Q: Are there any innovations (employee ownership, etc.) that are trending up for owners that are having a hard time finding buyers?
A: ESOPs should always be a consideration for a change of ownership. They provide tremendous tax benefits, but they require patience and respect for the process to be successful. A sale to an S- corporation ESOP results in generally no corporate taxes being paid by the company post transaction. That increases the cash flow available to service debt. The seller can get installment sale treatment if they take back a note. A sale to an ESOP of a C-corporation allows the seller to elect 1042 treatment, which can result in a deferral of taxes on the gain. They can reinvest the proceeds in qualified domestic securities and the basis will carry over.

Q: Where’s the sweet spot for ESOPs?
A: Most companies with greater than $5 million in revenues and 20 or more employees should explore the ESOP opportunity. There are some challenges because of the Department of Labor’s scrutiny of these transactions. Get an ESOP attorney early on is a good suggestion.

Q: Some surveys suggest that two-thirds of owners do not have succession plans in place at all. Can you walk them through the first 1-2 key steps they have to take to start that process?
A: A succession plan is very important which takes a lot of thought.
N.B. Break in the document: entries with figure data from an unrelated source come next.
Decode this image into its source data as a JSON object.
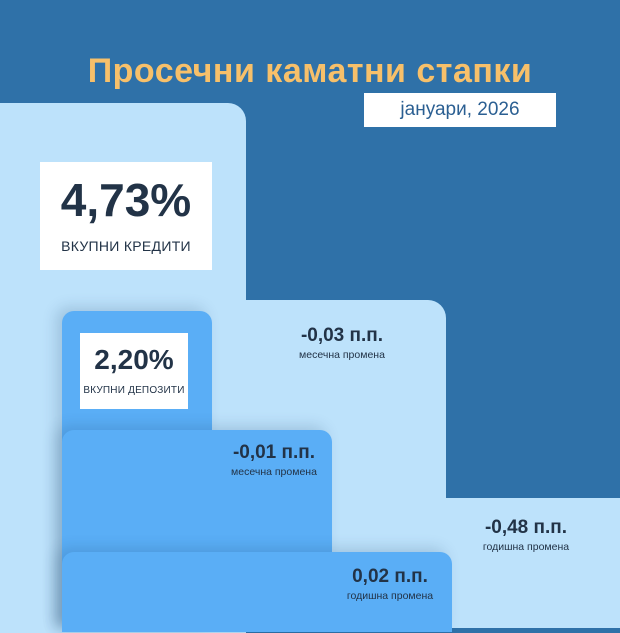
{
  "title": "Просечни каматни стапки",
  "date": "јануари, 2026",
  "loans": {
    "value": "4,73%",
    "label": "ВКУПНИ КРЕДИТИ",
    "monthly_change": "-0,03 п.п.",
    "monthly_label": "месечна промена",
    "yearly_change": "-0,48 п.п.",
    "yearly_label": "годишна промена"
  },
  "deposits": {
    "value": "2,20%",
    "label": "ВКУПНИ ДЕПОЗИТИ",
    "monthly_change": "-0,01 п.п.",
    "monthly_label": "месечна промена",
    "yearly_change": "0,02 п.п.",
    "yearly_label": "годишна промена"
  },
  "colors": {
    "background": "#2f71a8",
    "title": "#f7c06a",
    "light_stairs": "#bde2fb",
    "dark_stairs": "#5aaef6",
    "text": "#223347"
  }
}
What does the owner hope to achieve by selling or gifting the business (their advisers can help in this process, CPA, Attorney, Valuation firm, etc.) The owners need to make sure they have good business records (a Review statement by a CPA firm would be helpful). They should run the company like a business so there are as few adjustments as possible to the financial statements. Determining the value of the business is important. An independent appraiser can assist in that by performing a calculation report that can be used as part of the negotiation process. Owners can hire a business broker or investment banker depending upon the size of the business or they may have some thoughts about who might be interested in the business and contact them.
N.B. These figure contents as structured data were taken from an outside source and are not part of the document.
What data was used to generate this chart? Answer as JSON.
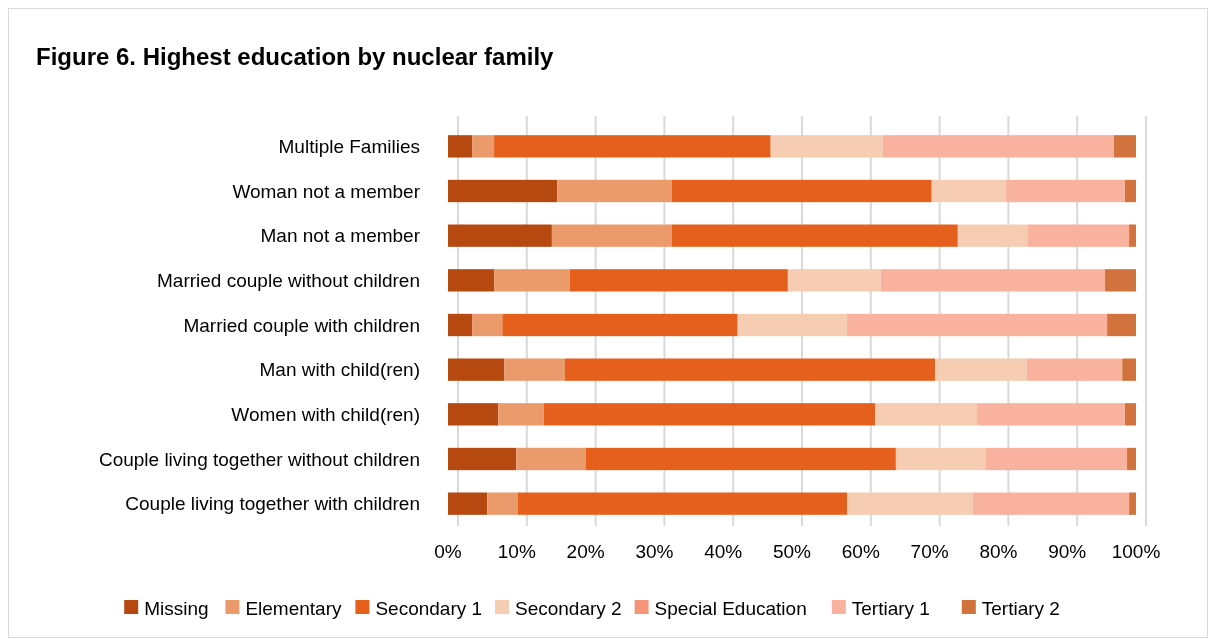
{
  "chart_data": {
    "type": "bar",
    "title": "Figure 6. Highest education by nuclear family",
    "orientation": "horizontal",
    "stacked": true,
    "categories": [
      "Multiple Families",
      "Woman not a member",
      "Man not a member",
      "Married couple without children",
      "Married couple with children",
      "Man with child(ren)",
      "Women with child(ren)",
      "Couple living together without children",
      "Couple living together with children"
    ],
    "series": [
      {
        "name": "Missing",
        "color": "#b5490f",
        "values": [
          3.5,
          15.9,
          15.1,
          6.7,
          3.5,
          8.2,
          7.3,
          9.9,
          5.7
        ]
      },
      {
        "name": "Elementary",
        "color": "#eb9a6c",
        "values": [
          3.2,
          16.6,
          17.4,
          11.0,
          4.4,
          8.8,
          6.6,
          10.1,
          4.4
        ]
      },
      {
        "name": "Secondary 1",
        "color": "#e5601c",
        "values": [
          40.2,
          37.8,
          41.6,
          31.7,
          34.2,
          53.8,
          48.2,
          45.1,
          47.9
        ]
      },
      {
        "name": "Secondary 2",
        "color": "#f6cdb3",
        "values": [
          16.3,
          10.8,
          10.1,
          13.5,
          15.9,
          13.3,
          14.8,
          13.0,
          18.3
        ]
      },
      {
        "name": "Special Education",
        "color": "#f4957a",
        "values": [
          0,
          0,
          0,
          0,
          0,
          0,
          0,
          0,
          0
        ]
      },
      {
        "name": "Tertiary 1",
        "color": "#f9b29e",
        "values": [
          33.6,
          17.3,
          14.8,
          32.6,
          37.8,
          13.9,
          21.5,
          20.6,
          22.7
        ]
      },
      {
        "name": "Tertiary 2",
        "color": "#d2733d",
        "values": [
          3.2,
          1.6,
          1.0,
          4.5,
          4.2,
          2.0,
          1.6,
          1.3,
          1.0
        ]
      }
    ],
    "xlim": [
      0,
      100
    ],
    "xticks": [
      {
        "value": 0,
        "label": "0%"
      },
      {
        "value": 10,
        "label": "10%"
      },
      {
        "value": 20,
        "label": "20%"
      },
      {
        "value": 30,
        "label": "30%"
      },
      {
        "value": 40,
        "label": "40%"
      },
      {
        "value": 50,
        "label": "50%"
      },
      {
        "value": 60,
        "label": "60%"
      },
      {
        "value": 70,
        "label": "70%"
      },
      {
        "value": 80,
        "label": "80%"
      },
      {
        "value": 90,
        "label": "90%"
      },
      {
        "value": 100,
        "label": "100%"
      }
    ],
    "grid": "x",
    "legend": "bottom"
  }
}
Q: What can owners do (as with AI potential, for example) to position their company to sell to someone who can see the new opportunities that might exist, rather than the historical business model for that company?
A: Why do businesses exist in the first place? Basically, to find a need and fill it. I like the idea of a business that uses its expertise to expand in areas they know so they do not try to wander off into unrelated opportunities. AI will be used by businesses of all kinds, and we are just finding out what that might look like. Businesses are valued based on the future (cash flows are critical) so a plan for growing the business is so important. The historical performance is a track record, but the important thing is how they will perform in the future. Earnings power and stability of earnings are something investors are looking for. Companies need to be up to date on technology which may include AI in order to maximize the value of their business.

Q: Are you seeing any changes in the timetables for sales, from first listing to execution?
A: Deals can take a long time depending upon many factors. There may be some slowing because of financing that may be more of a challenge, economic uncertainty, interest rate levels, and the election. Due diligence is taking longer because CPA firms have some shortage of employees.

Q: Is there anything outside these areas that you believe owners and prospective buyers ought to be thinking about at this point in the business cycle?
A: Well, I think that the M&A environment will continue to gain strength after the election. With the decline in interest rates and a reasonable economy, it should be a good time to sell. If corporate tax rates increase, then valuations will be negatively impacted. Owners need to think about gifting their shares (if that is part of the plan) because the estate tax exemption will expire in 2025 so many business owners may be subject to estate taxes ($13.6 million vs. approximately $7 million beginning in 2026). All businesses are sold, whether the owner is alive or not.